Dia berhenti beberapa saat.
“Pemuda itu mencari si orang tua untuk mendapatkan kembali bayangannya. Tapi kemanapun dia pergi, siapapun yang dia tanyai, dia tidak pernah menemukan orang tua itu. Selesai.”
“Jadi,” Senjougahara tanpa berkedip berkata, “Lalu apa?”
“Baiklah, sebenarnya tidak ada apa-apa. Hanya berpikir mungkin cerita ini menyentuk hatimu. Pemuda itu mungkin menjual bayangannya, tapi kamu kehilangan berat badanmu.
“Aku tidak menjualnya.”
“Tidak. Kamu tidak menjualnya. Kamu menukarnya. Kehilangan berat badanmu mungkin bukan masalah besar dibandingkan kehilangan bayanganmu…tapi itu menyebabkan banyak masalah juga, secara social. Itulah intinya.”
“Apa maksudmu?”
“Maksudku, aku sudah selesai bicara”, kata Oshino, dan menepuk tangannya sekali, “Oke, jika kamu mau mendapatkan berat badanmu kembali, maka aku akan melakukan yang aku bisa. Lagipula Araragi-kun sudah memperkenalkanmu.”
“Kamu akan menolongku?”
“Tidak. Aku hanya akan melakukan apa yang aku bisa,” kata Oshino, melirik jam tanganya, di pergelangan tangan kirinya, “Matahari masih ada, jadi pulanglah ke rumah. Mandi dengan air dingin, pakai baju yang bersih. Ada beberapa persiapan yang aku lakukan. Jika kamu sekelas dengan Aragai-kun, berarti kamu pelajar yang cukup serius, jadi aku sebaiknya bertanya padamu…apa kamu bisa keluar malam?”
“Iya. Jika dibutuhkan”
“Jadi kita bertemu lagi disini tengah malam.”

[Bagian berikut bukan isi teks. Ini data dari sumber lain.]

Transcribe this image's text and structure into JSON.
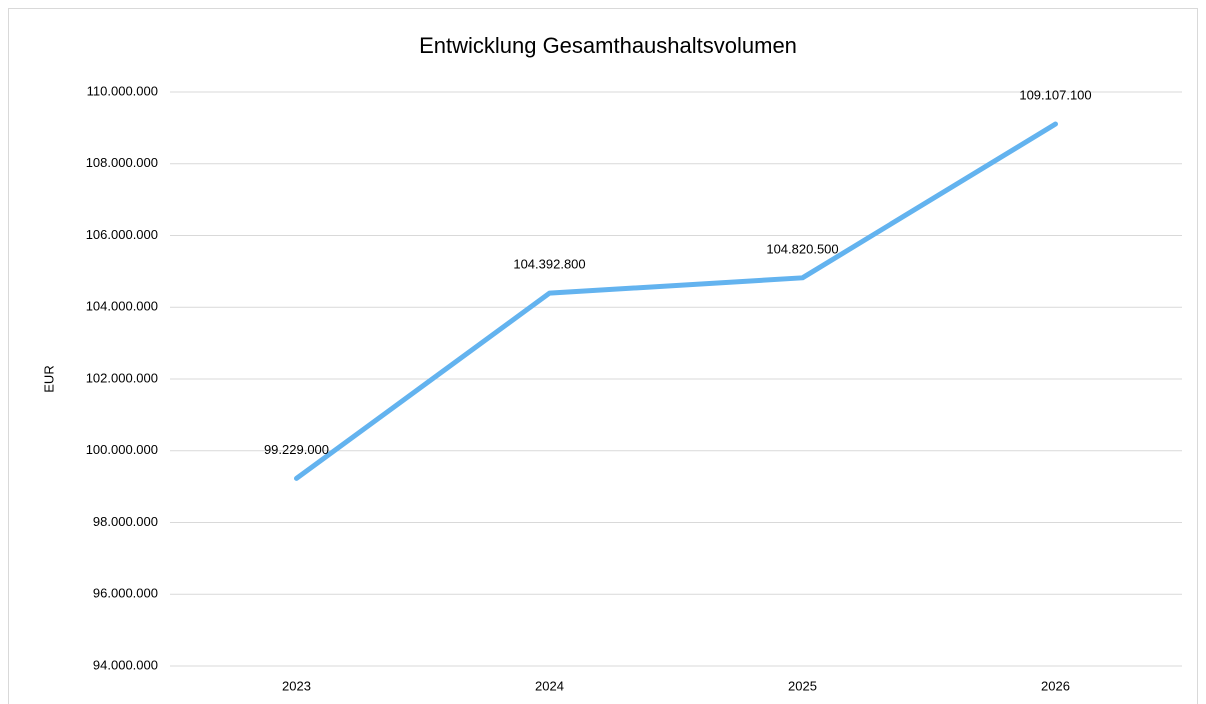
{
  "chart_data": {
    "type": "line",
    "title": "Entwicklung Gesamthaushaltsvolumen",
    "y_label": "EUR",
    "categories": [
      "2023",
      "2024",
      "2025",
      "2026"
    ],
    "series": [
      {
        "name": "Gesamthaushaltsvolumen",
        "color": "#63b3ef",
        "values": [
          99229000,
          104392800,
          104820500,
          109107100
        ],
        "value_labels": [
          "99.229.000",
          "104.392.800",
          "104.820.500",
          "109.107.100"
        ]
      }
    ],
    "ylim": [
      94000000,
      110000000
    ],
    "yticks": [
      {
        "value": 94000000,
        "label": "94.000.000"
      },
      {
        "value": 96000000,
        "label": "96.000.000"
      },
      {
        "value": 98000000,
        "label": "98.000.000"
      },
      {
        "value": 100000000,
        "label": "100.000.000"
      },
      {
        "value": 102000000,
        "label": "102.000.000"
      },
      {
        "value": 104000000,
        "label": "104.000.000"
      },
      {
        "value": 106000000,
        "label": "106.000.000"
      },
      {
        "value": 108000000,
        "label": "108.000.000"
      },
      {
        "value": 110000000,
        "label": "110.000.000"
      }
    ],
    "grid": true
  }
}
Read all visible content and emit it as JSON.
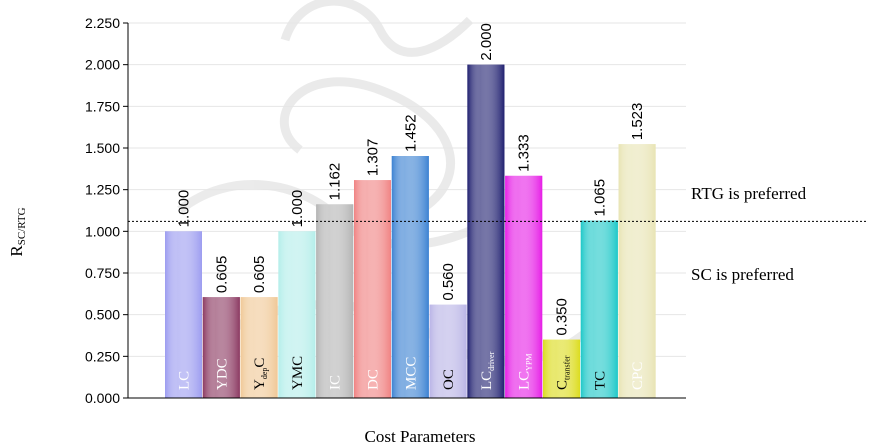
{
  "chart_data": {
    "type": "bar",
    "xlabel": "Cost Parameters",
    "ylabel": "R",
    "ylabel_sub": "SC/RTG",
    "ylim": [
      0,
      2.25
    ],
    "yticks": [
      "0.000",
      "0.250",
      "0.500",
      "0.750",
      "1.000",
      "1.250",
      "1.500",
      "1.750",
      "2.000",
      "2.250"
    ],
    "grid": true,
    "threshold": 1.06,
    "categories": [
      {
        "main": "LC",
        "sub": ""
      },
      {
        "main": "YDC",
        "sub": ""
      },
      {
        "main": "Y",
        "sub": "dep",
        "tail": "C"
      },
      {
        "main": "YMC",
        "sub": ""
      },
      {
        "main": "IC",
        "sub": ""
      },
      {
        "main": "DC",
        "sub": ""
      },
      {
        "main": "MCC",
        "sub": ""
      },
      {
        "main": "OC",
        "sub": ""
      },
      {
        "main": "LC",
        "sub": "driver"
      },
      {
        "main": "LC",
        "sub": "YPM"
      },
      {
        "main": "C",
        "sub": "transfer"
      },
      {
        "main": "TC",
        "sub": ""
      },
      {
        "main": "CPC",
        "sub": ""
      }
    ],
    "values": [
      1.0,
      0.605,
      0.605,
      1.0,
      1.162,
      1.307,
      1.452,
      0.56,
      2.0,
      1.333,
      0.35,
      1.065,
      1.523
    ],
    "value_labels": [
      "1.000",
      "0.605",
      "0.605",
      "1.000",
      "1.162",
      "1.307",
      "1.452",
      "0.560",
      "2.000",
      "1.333",
      "0.350",
      "1.065",
      "1.523"
    ],
    "colors": [
      "#9c9cf0",
      "#8c3a62",
      "#f0c896",
      "#b4eeea",
      "#b4b4b4",
      "#f08282",
      "#3c82d2",
      "#b9b4e6",
      "#202070",
      "#e61ee6",
      "#dcdc1e",
      "#1ec8c8",
      "#e8e4b4"
    ],
    "label_colors": [
      "#ffffff",
      "#ffffff",
      "#000000",
      "#000000",
      "#ffffff",
      "#ffffff",
      "#ffffff",
      "#000000",
      "#ffffff",
      "#ffffff",
      "#000000",
      "#000000",
      "#ffffff"
    ],
    "annotations": {
      "above": "RTG is preferred",
      "below": "SC is preferred"
    }
  }
}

“Baik. Baju bersih maksudnya?”
“Tidak harus baru. Bukan seragam sekolahmu. Pakaian sehari-hari.”
“Dan aku berhutang apa padamu?”
"Mm?" “Jangan pura-pura bodoh. Kamu tidak melakukan ini dengan sukarela.”
“Oh, hmm…” Oshino melirikku, seakan memujiku. “Baiklah, jika itu membuatmu merasa lebih baik, maka seratus ribu yen.”

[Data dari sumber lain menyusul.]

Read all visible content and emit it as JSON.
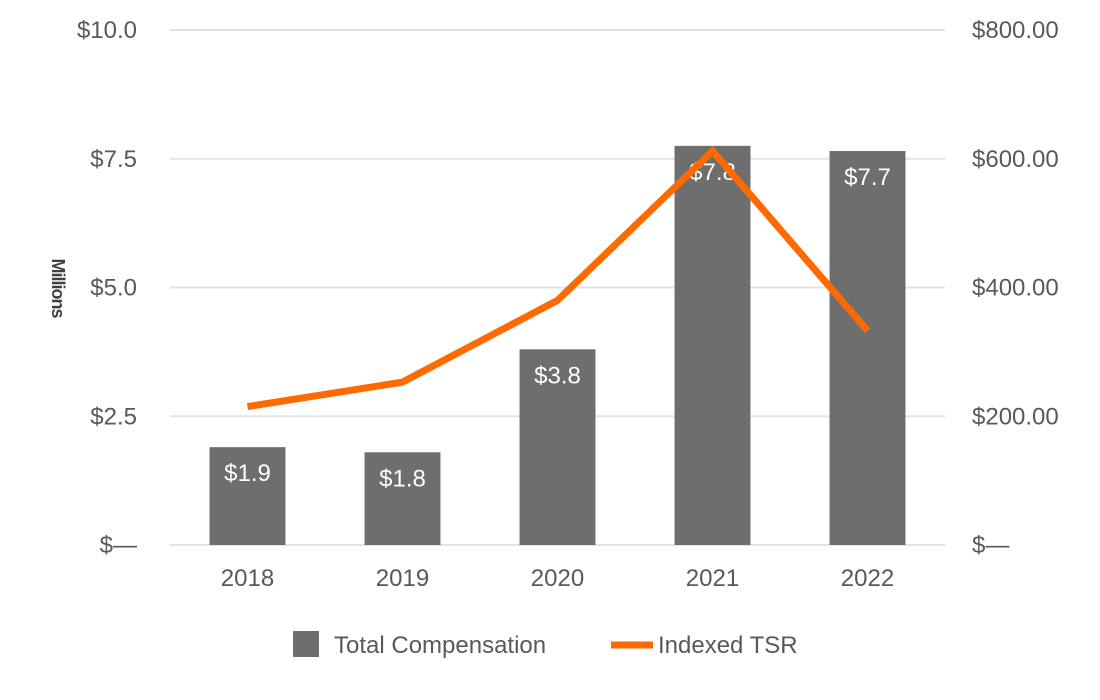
{
  "chart_data": {
    "type": "bar",
    "categories": [
      "2018",
      "2019",
      "2020",
      "2021",
      "2022"
    ],
    "ylabel": "Millions",
    "series": [
      {
        "name": "Total Compensation",
        "kind": "bar",
        "axis": "left",
        "color": "#6e6e6e",
        "values": [
          1.9,
          1.8,
          3.8,
          7.75,
          7.65
        ],
        "labels": [
          "$1.9",
          "$1.8",
          "$3.8",
          "$7.8",
          "$7.7"
        ]
      },
      {
        "name": "Indexed TSR",
        "kind": "line",
        "axis": "right",
        "color": "#ff6a00",
        "values": [
          215,
          253,
          380,
          612,
          333
        ]
      }
    ],
    "left_axis": {
      "ylim": [
        0,
        10
      ],
      "ticks": [
        0,
        2.5,
        5,
        7.5,
        10
      ],
      "tick_labels": [
        "$—",
        "$2.5",
        "$5.0",
        "$7.5",
        "$10.0"
      ]
    },
    "right_axis": {
      "ylim": [
        0,
        800
      ],
      "ticks": [
        0,
        200,
        400,
        600,
        800
      ],
      "tick_labels": [
        "$—",
        "$200.00",
        "$400.00",
        "$600.00",
        "$800.00"
      ]
    },
    "grid": true,
    "legend_position": "bottom-center"
  }
}
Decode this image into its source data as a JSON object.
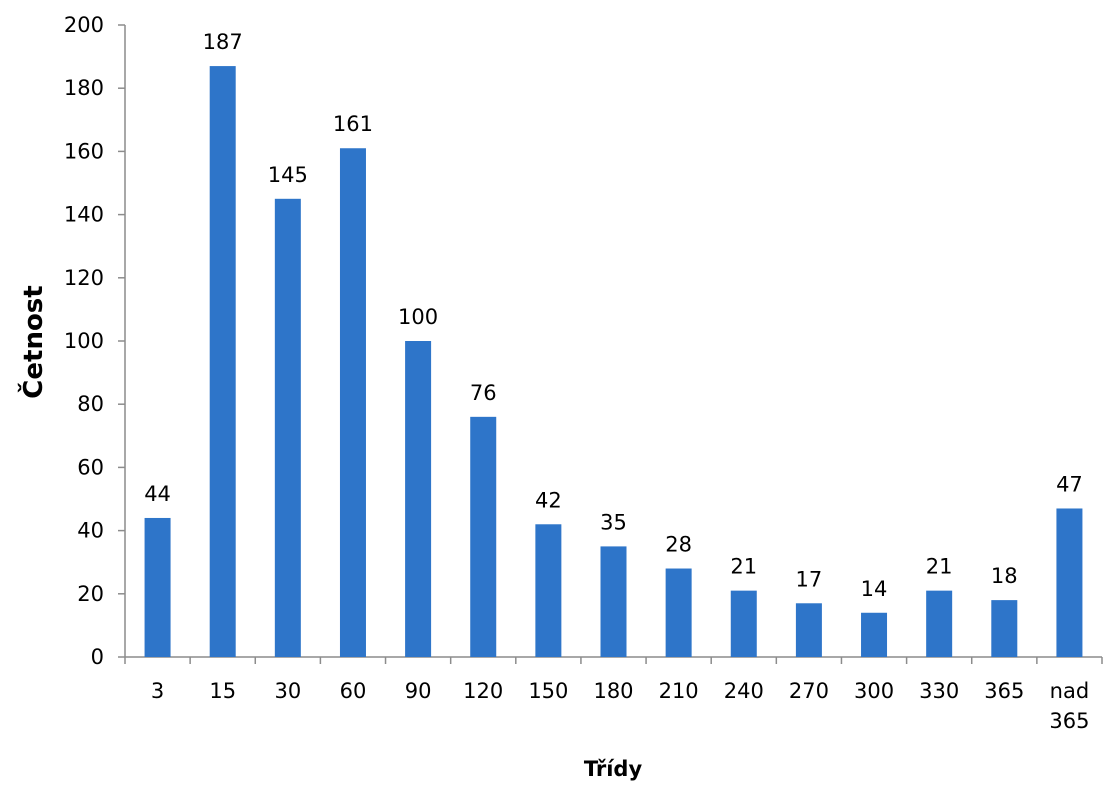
{
  "chart_data": {
    "type": "bar",
    "categories": [
      "3",
      "15",
      "30",
      "60",
      "90",
      "120",
      "150",
      "180",
      "210",
      "240",
      "270",
      "300",
      "330",
      "365",
      "nad 365"
    ],
    "values": [
      44,
      187,
      145,
      161,
      100,
      76,
      42,
      35,
      28,
      21,
      17,
      14,
      21,
      18,
      47
    ],
    "title": "",
    "xlabel": "Třídy",
    "ylabel": "Četnost",
    "ylim": [
      0,
      200
    ],
    "yticks": [
      0,
      20,
      40,
      60,
      80,
      100,
      120,
      140,
      160,
      180,
      200
    ],
    "grid": false,
    "legend": "none",
    "data_labels": true,
    "bar_color": "#2E75C9"
  }
}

“Seratus ribu yen” katanya seakan mengkonfirmasi.
“Kerja sambilan di restoran cepat saji satu dua bulan dan kamu bisa mendapatkan nya dengan mudah. Kelihatannya adil.”

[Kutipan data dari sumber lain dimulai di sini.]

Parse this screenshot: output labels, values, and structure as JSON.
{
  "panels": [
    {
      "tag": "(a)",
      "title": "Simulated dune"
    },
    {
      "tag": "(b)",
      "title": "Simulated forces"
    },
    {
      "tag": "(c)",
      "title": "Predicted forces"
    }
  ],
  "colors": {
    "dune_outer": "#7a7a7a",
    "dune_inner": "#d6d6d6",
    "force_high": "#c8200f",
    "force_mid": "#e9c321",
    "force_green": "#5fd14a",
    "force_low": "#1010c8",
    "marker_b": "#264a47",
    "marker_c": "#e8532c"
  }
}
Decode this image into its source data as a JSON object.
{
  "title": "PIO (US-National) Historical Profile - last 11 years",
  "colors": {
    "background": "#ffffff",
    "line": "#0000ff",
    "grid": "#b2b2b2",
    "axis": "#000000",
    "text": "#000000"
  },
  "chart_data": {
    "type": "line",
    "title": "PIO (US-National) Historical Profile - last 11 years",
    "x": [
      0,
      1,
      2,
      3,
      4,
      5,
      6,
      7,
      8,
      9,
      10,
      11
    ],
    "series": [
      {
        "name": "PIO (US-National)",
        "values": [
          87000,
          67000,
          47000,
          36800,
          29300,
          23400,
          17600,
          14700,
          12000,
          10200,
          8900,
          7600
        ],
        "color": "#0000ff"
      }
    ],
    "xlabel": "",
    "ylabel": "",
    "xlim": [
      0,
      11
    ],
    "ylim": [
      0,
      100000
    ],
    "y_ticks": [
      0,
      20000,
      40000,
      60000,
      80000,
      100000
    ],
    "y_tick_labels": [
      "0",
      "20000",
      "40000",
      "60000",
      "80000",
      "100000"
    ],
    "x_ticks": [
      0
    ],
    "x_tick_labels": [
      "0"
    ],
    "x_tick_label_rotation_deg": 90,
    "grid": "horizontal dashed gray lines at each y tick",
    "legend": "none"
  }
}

“Cukup murah dibandingkan denganku.”
“Benarkah? Aku memberi harga seratus ribu juga pada si ketua kelas.”
“Dan kamu memberi harga lima juta padaku”.
“Tentu, kamu adalah seorang vampire.”
“Kamu tidak bisa menyalahkan semuanya karena vampire. Siapa peduli jika mereka trndi sekarang!”
“Bisakah kamu membayar?” Dia bertanya, mengabaikan aku menangis.”
“Tentu saja,” dia menjawab.”Tidak masalah apapun yang harus aku lakukan.”
Lalu… Dua jam kemudian, di kamarnya.
Apartemen nya Senjougahara.
Aku melihat-lihat sekeliling lagi.
Serauts ribu yen mungkin tidak begitu mahal normalnya, tapi melihat dari kondisi ruangannya, mungkin cukup mahal bagi Senjougahara.
Sebuah laci, sebuah meja the, dan rak buku kecil. Hanya itu. Semua buku yang pernah dia baca, ada sangat sedikit di kamarnya. Dia pasti mendapatkan sebagian besar buku itu dari took buku bekas atau perpustakaan.
Seperti pelajar miskin.
Yang aku rasa Senjougahara memang termasuk di dalamnya.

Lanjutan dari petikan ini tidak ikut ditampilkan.